I’m breathless. He’s so close to me and he’s taking off my damn clothes. He smells like snow and cardamom, his presence feels as warm as the fire. I can only swallow loudly, my heart beating against my ribcage, powerless to him, to this moment.
“You know my father wore cardigans just like this,” he says quietly as his fingers slowly unbutton just below my breasts.
Oh good. I remind him of his dad.
“Your father must have good taste,” I manage to say, and my voice comes out all squeaky.
“Mmm,” he grunts in reply and continues to work his way to the bottom, frowning as if in deep concentration.
“Do you ever stop frowning?” I ask him softly, and without thinking I reach up and slide my thumb between his brows, smoothing over the deep line. He closes his eyes to my touch, as if surrendering to me. It makes me think he might be as deprived of touch, of connection, as I am.
I should take my hand away, but I don’t. Instead I gently trail my fingers up and over his tense brow, feeling the cold of his skin beneath my fingertips. I bring them down over the dip of his temple, coasting the tips of his wet hair, dusting over his high cheekbones.
His inhales through his nose sharply, eyes pinched shut, letting go of the end of my cardigan. He places his hand over mine, holding it to his cheek, warm fingers wrapping over the edge of my palm.

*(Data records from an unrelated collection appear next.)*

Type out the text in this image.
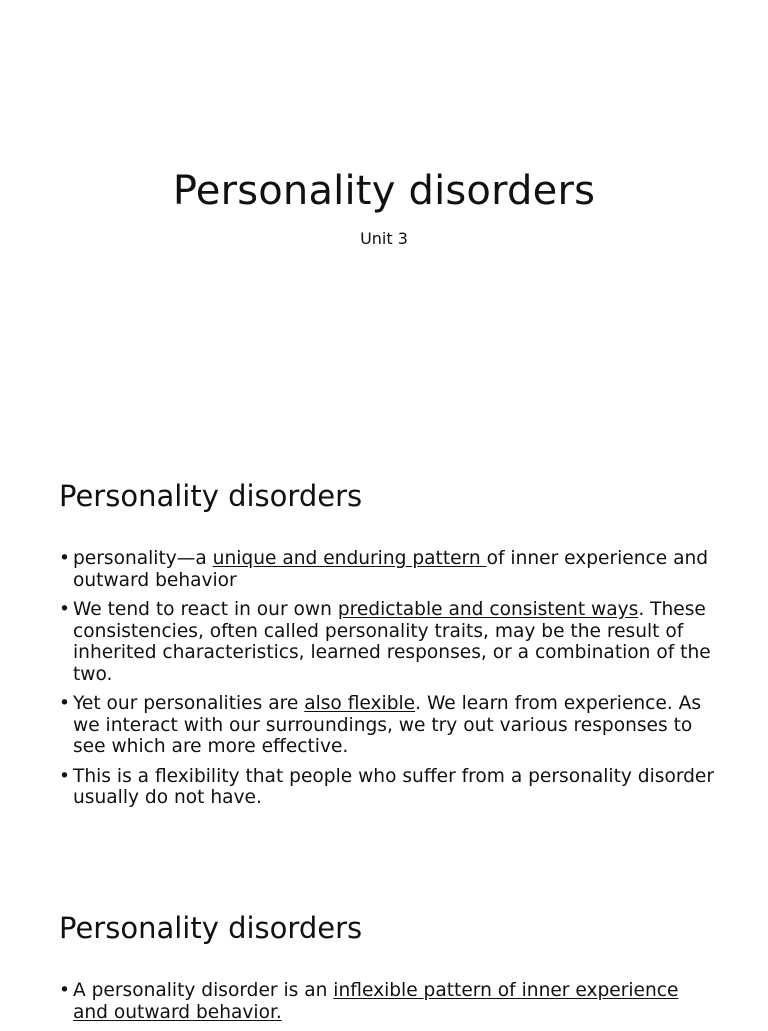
Personality disorders

Unit 3

Personality disorders
• personality—a unique and enduring pattern of inner experience and outward behavior
• We tend to react in our own predictable and consistent ways. These consistencies, often called personality traits, may be the result of inherited characteristics, learned responses, or a combination of the two.
• Yet our personalities are also flexible. We learn from experience. As we interact with our surroundings, we try out various responses to see which are more effective.
• This is a flexibility that people who suffer from a personality disorder usually do not have.
Personality disorders
• A personality disorder is an inflexible pattern of inner experience and outward behavior.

For a moment it seems like he might move my hand to his mouth and kiss my palm.
For a moment, this is all I can hope for.

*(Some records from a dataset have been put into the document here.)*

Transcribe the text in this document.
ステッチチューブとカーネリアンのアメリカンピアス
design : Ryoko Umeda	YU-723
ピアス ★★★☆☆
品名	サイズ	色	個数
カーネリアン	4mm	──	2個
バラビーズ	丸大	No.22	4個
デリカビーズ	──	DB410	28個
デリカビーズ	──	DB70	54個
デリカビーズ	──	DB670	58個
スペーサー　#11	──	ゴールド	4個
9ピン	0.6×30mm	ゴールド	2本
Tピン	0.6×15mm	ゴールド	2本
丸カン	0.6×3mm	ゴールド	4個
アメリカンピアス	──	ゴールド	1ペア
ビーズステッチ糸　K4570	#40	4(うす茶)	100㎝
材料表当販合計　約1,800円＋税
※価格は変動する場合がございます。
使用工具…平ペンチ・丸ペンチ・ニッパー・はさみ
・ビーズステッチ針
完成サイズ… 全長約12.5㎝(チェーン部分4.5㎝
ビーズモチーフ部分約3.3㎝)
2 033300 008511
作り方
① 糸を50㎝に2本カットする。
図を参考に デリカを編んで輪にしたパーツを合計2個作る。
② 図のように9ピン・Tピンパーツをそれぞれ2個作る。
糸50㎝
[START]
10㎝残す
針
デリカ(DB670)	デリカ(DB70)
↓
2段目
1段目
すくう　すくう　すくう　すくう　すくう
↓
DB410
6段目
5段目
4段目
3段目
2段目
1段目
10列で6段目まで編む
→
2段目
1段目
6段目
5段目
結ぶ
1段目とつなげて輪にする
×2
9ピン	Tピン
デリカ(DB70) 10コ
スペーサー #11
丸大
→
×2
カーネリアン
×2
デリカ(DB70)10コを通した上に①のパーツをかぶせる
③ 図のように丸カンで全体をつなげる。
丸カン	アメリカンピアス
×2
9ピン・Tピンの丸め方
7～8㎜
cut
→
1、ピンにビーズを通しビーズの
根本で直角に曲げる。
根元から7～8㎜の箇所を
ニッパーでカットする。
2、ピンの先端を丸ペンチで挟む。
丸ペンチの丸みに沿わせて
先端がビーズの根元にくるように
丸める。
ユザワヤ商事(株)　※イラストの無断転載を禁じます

For a moment, this is all I’ve ever wanted.
But he doesn’t. His eyes open and they flash with something I can’t figure out, something raw and dangerous, and that frown returns. He removes my hand from his cheek and gets up to his feet.
“I think you can handle the rest,” he says, gesturing to the last two buttons. He clears his throat and bends down to scoop up Snarf Snarf. It would be the cutest thing in the world if I still wasn’t reeling over what happened. We were so close there, just for one moment, but a moment was all there really was.
“You must really love that pig,” I comment, trying to cover up how awkward I feel. “To go after him like that.”
He cocks his head. “I went after you, didn’t I?”
That’s true. And he obviously doesn’t love me. He’s just a good man, even if I get the feeling he doesn’t believe it himself.
He stares at me for another beat and then turns around. “I’m going to put him back in his room, make sure he’s okay,” he says over his shoulder. “Get dressed, stay warm. I’ll be right back.”
I watch as his tall figure disappears.
Then I get up.
I take his pajamas and head up to my room. I know he told me to stay where I was but honestly, I don’t trust myself. I’m at the point where I’m involuntarily touching him, feeling his damn face like he’s braille, not to mention that I ran out into the snow and nearly got hypothermia, which seemed to really piss him off.
No, this is an evening that needs to be put to bed.
But that doesn’t stop me from slipping into his pajamas anyway.
Just to fall asleep to the smell of him.
The rest of the weeks leading up to Christmas fly by. After the Snarf Snarf incident (and, believe me, there always seems to be a Snarf Snarf incident), Aksel and I went from one step forward to two steps back. Though he sometimes took part in the girls’ Christmas activities, such as candle lighting and wreath decorating, most of the time he’s been gone.